Ficción no sería la misma película sin la química existente entre Eduard Fernández y Montse Germán. El primero -a través de ese triste director en crisis buscando recuperar la fuerza "pa seguir tirando p'alante"-, retoma ese tipo de interpretaciones modélicas con las que nos sorprendió al principio de su carrera cinematográfica, dejando a un lado esas sobreactuaciones a las que se estaba acostumbrando, de manera peligrosa, en sus últimos trabajos. Ella, Montse Germán -una belleza sin estridencias con un aire a lo Cecilia Roth-, es todo un descubrimiento a tener en cuenta: tras una larga experiencia en el mundo del teatro y las teleseries a la catalana, el film de Gay ha supuesto su primer trabajo para la pantalla grande. Tanto su personaje como su excelente interpretación, convierten a Mónica en una mujer sencilla y tierna; una mujer de la que resultaría muy fácil enamorarse.
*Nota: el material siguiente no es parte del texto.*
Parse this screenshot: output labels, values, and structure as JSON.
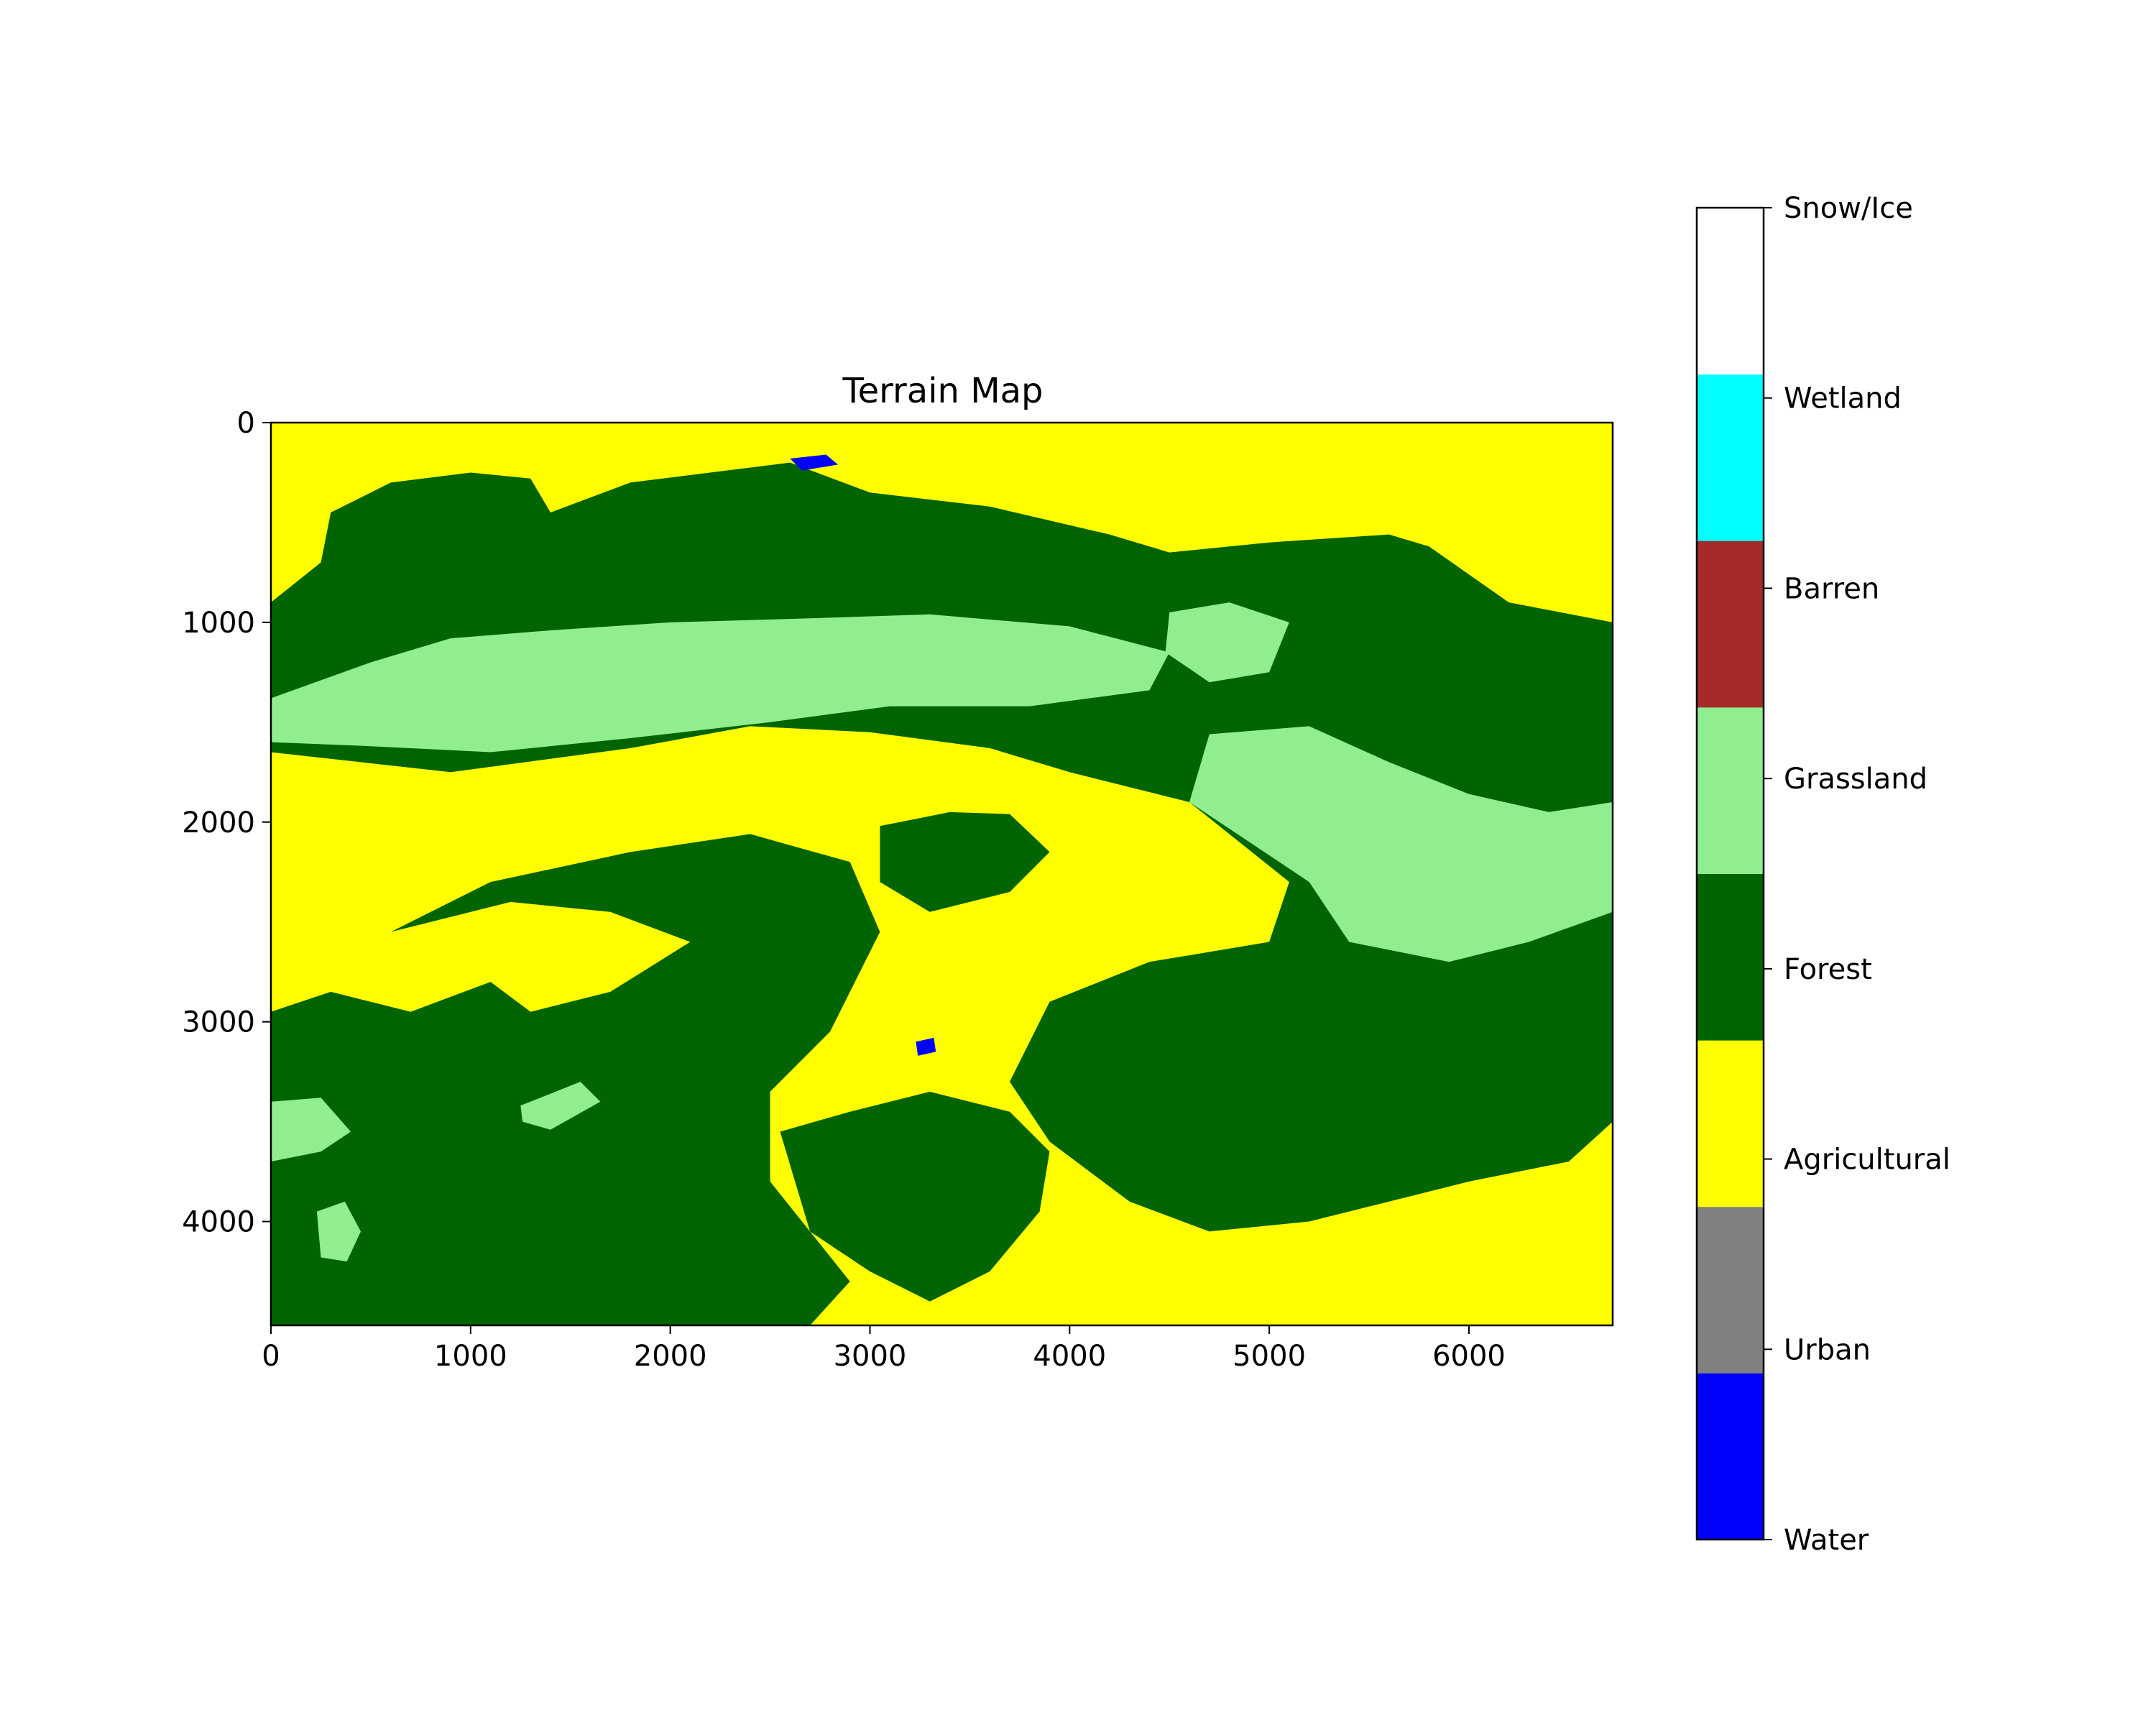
{
  "chart_data": {
    "type": "heatmap",
    "title": "Terrain Map",
    "xlabel": "",
    "ylabel": "",
    "xlim": [
      0,
      6720
    ],
    "ylim": [
      4520,
      0
    ],
    "x_ticks": [
      0,
      1000,
      2000,
      3000,
      4000,
      5000,
      6000
    ],
    "y_ticks": [
      0,
      1000,
      2000,
      3000,
      4000
    ],
    "x_tick_labels": [
      "0",
      "1000",
      "2000",
      "3000",
      "4000",
      "5000",
      "6000"
    ],
    "y_tick_labels": [
      "0",
      "1000",
      "2000",
      "3000",
      "4000"
    ],
    "grid": false,
    "colorbar": {
      "classes": [
        {
          "label": "Water",
          "color": "#0000ff"
        },
        {
          "label": "Urban",
          "color": "#808080"
        },
        {
          "label": "Agricultural",
          "color": "#ffff00"
        },
        {
          "label": "Forest",
          "color": "#006400"
        },
        {
          "label": "Grassland",
          "color": "#90ee90"
        },
        {
          "label": "Barren",
          "color": "#a52a2a"
        },
        {
          "label": "Wetland",
          "color": "#00ffff"
        },
        {
          "label": "Snow/Ice",
          "color": "#ffffff"
        }
      ]
    },
    "regions": [
      {
        "class": "Forest",
        "points": [
          [
            0,
            900
          ],
          [
            250,
            700
          ],
          [
            300,
            450
          ],
          [
            600,
            300
          ],
          [
            1000,
            250
          ],
          [
            1300,
            280
          ],
          [
            1400,
            450
          ],
          [
            1800,
            300
          ],
          [
            2600,
            200
          ],
          [
            3000,
            350
          ],
          [
            3600,
            420
          ],
          [
            4200,
            560
          ],
          [
            4500,
            650
          ],
          [
            5000,
            600
          ],
          [
            5600,
            560
          ],
          [
            5800,
            620
          ],
          [
            6200,
            900
          ],
          [
            6720,
            1000
          ],
          [
            6720,
            3500
          ],
          [
            6500,
            3700
          ],
          [
            6000,
            3800
          ],
          [
            5600,
            3900
          ],
          [
            5200,
            4000
          ],
          [
            4700,
            4050
          ],
          [
            4300,
            3900
          ],
          [
            3900,
            3600
          ],
          [
            3700,
            3300
          ],
          [
            3900,
            2900
          ],
          [
            4400,
            2700
          ],
          [
            5000,
            2600
          ],
          [
            5100,
            2300
          ],
          [
            4600,
            1900
          ],
          [
            4000,
            1750
          ],
          [
            3600,
            1630
          ],
          [
            3000,
            1550
          ],
          [
            2400,
            1520
          ],
          [
            1800,
            1630
          ],
          [
            900,
            1750
          ],
          [
            0,
            1650
          ]
        ]
      },
      {
        "class": "Forest",
        "points": [
          [
            600,
            2550
          ],
          [
            1100,
            2300
          ],
          [
            1800,
            2150
          ],
          [
            2400,
            2060
          ],
          [
            2900,
            2200
          ],
          [
            3050,
            2550
          ],
          [
            2800,
            3050
          ],
          [
            2500,
            3350
          ],
          [
            2500,
            3800
          ],
          [
            2700,
            4050
          ],
          [
            2900,
            4300
          ],
          [
            2700,
            4520
          ],
          [
            0,
            4520
          ],
          [
            0,
            2950
          ],
          [
            300,
            2850
          ],
          [
            700,
            2950
          ],
          [
            1100,
            2800
          ],
          [
            1300,
            2950
          ],
          [
            1700,
            2850
          ],
          [
            2100,
            2600
          ],
          [
            1700,
            2450
          ],
          [
            1200,
            2400
          ]
        ]
      },
      {
        "class": "Forest",
        "points": [
          [
            2550,
            3550
          ],
          [
            2900,
            3450
          ],
          [
            3300,
            3350
          ],
          [
            3700,
            3450
          ],
          [
            3900,
            3650
          ],
          [
            3850,
            3950
          ],
          [
            3600,
            4250
          ],
          [
            3300,
            4400
          ],
          [
            3000,
            4250
          ],
          [
            2700,
            4050
          ]
        ]
      },
      {
        "class": "Forest",
        "points": [
          [
            3050,
            2020
          ],
          [
            3400,
            1950
          ],
          [
            3700,
            1960
          ],
          [
            3900,
            2150
          ],
          [
            3700,
            2350
          ],
          [
            3300,
            2450
          ],
          [
            3050,
            2300
          ]
        ]
      },
      {
        "class": "Grassland",
        "points": [
          [
            0,
            1380
          ],
          [
            500,
            1200
          ],
          [
            900,
            1080
          ],
          [
            1400,
            1040
          ],
          [
            2000,
            1000
          ],
          [
            2700,
            980
          ],
          [
            3300,
            960
          ],
          [
            4000,
            1020
          ],
          [
            4500,
            1150
          ],
          [
            4400,
            1340
          ],
          [
            3800,
            1420
          ],
          [
            3100,
            1420
          ],
          [
            2500,
            1500
          ],
          [
            1800,
            1580
          ],
          [
            1100,
            1650
          ],
          [
            500,
            1620
          ],
          [
            0,
            1600
          ]
        ]
      },
      {
        "class": "Grassland",
        "points": [
          [
            4700,
            1560
          ],
          [
            5200,
            1520
          ],
          [
            5600,
            1700
          ],
          [
            6000,
            1860
          ],
          [
            6400,
            1950
          ],
          [
            6720,
            1900
          ],
          [
            6720,
            2450
          ],
          [
            6300,
            2600
          ],
          [
            5900,
            2700
          ],
          [
            5400,
            2600
          ],
          [
            5200,
            2300
          ],
          [
            4900,
            2100
          ],
          [
            4600,
            1900
          ]
        ]
      },
      {
        "class": "Grassland",
        "points": [
          [
            4500,
            950
          ],
          [
            4800,
            900
          ],
          [
            5100,
            1000
          ],
          [
            5000,
            1250
          ],
          [
            4700,
            1300
          ],
          [
            4480,
            1150
          ]
        ]
      },
      {
        "class": "Grassland",
        "points": [
          [
            0,
            3400
          ],
          [
            250,
            3380
          ],
          [
            400,
            3550
          ],
          [
            250,
            3650
          ],
          [
            0,
            3700
          ]
        ]
      },
      {
        "class": "Grassland",
        "points": [
          [
            230,
            3950
          ],
          [
            370,
            3900
          ],
          [
            450,
            4050
          ],
          [
            380,
            4200
          ],
          [
            250,
            4180
          ]
        ]
      },
      {
        "class": "Grassland",
        "points": [
          [
            1250,
            3420
          ],
          [
            1550,
            3300
          ],
          [
            1650,
            3400
          ],
          [
            1400,
            3540
          ],
          [
            1260,
            3500
          ]
        ]
      },
      {
        "class": "Water",
        "points": [
          [
            2600,
            180
          ],
          [
            2780,
            160
          ],
          [
            2840,
            210
          ],
          [
            2660,
            240
          ]
        ]
      },
      {
        "class": "Water",
        "points": [
          [
            3230,
            3100
          ],
          [
            3320,
            3080
          ],
          [
            3330,
            3150
          ],
          [
            3240,
            3170
          ]
        ]
      }
    ]
  }
}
Una historia que penetra en el cerebro y en el corazón con una naturalidad pasmosa; una ficción nada imposible; un trance por el que todos podemos pasar (si es que no hemos pasado ya) y una descripción detallista de lo que significa querer amar y no atreverse a amar. La sensibilidad de un cineasta que, de la aparente banalidad, construye una pequeña joya cinematográfica. Un film sensible que rehuye caer en la sensiblería. Una película preciosa (que no preciosista). Un servidor, en sus últimos minutos, notó un fuerte nudo en el cuello del estómago para, a continuación, derramar un par de lágrimas en silencio. Y, es que en el fondo, hasta los más brutotes (a veces) tenemos nuestro puntito de humanidad.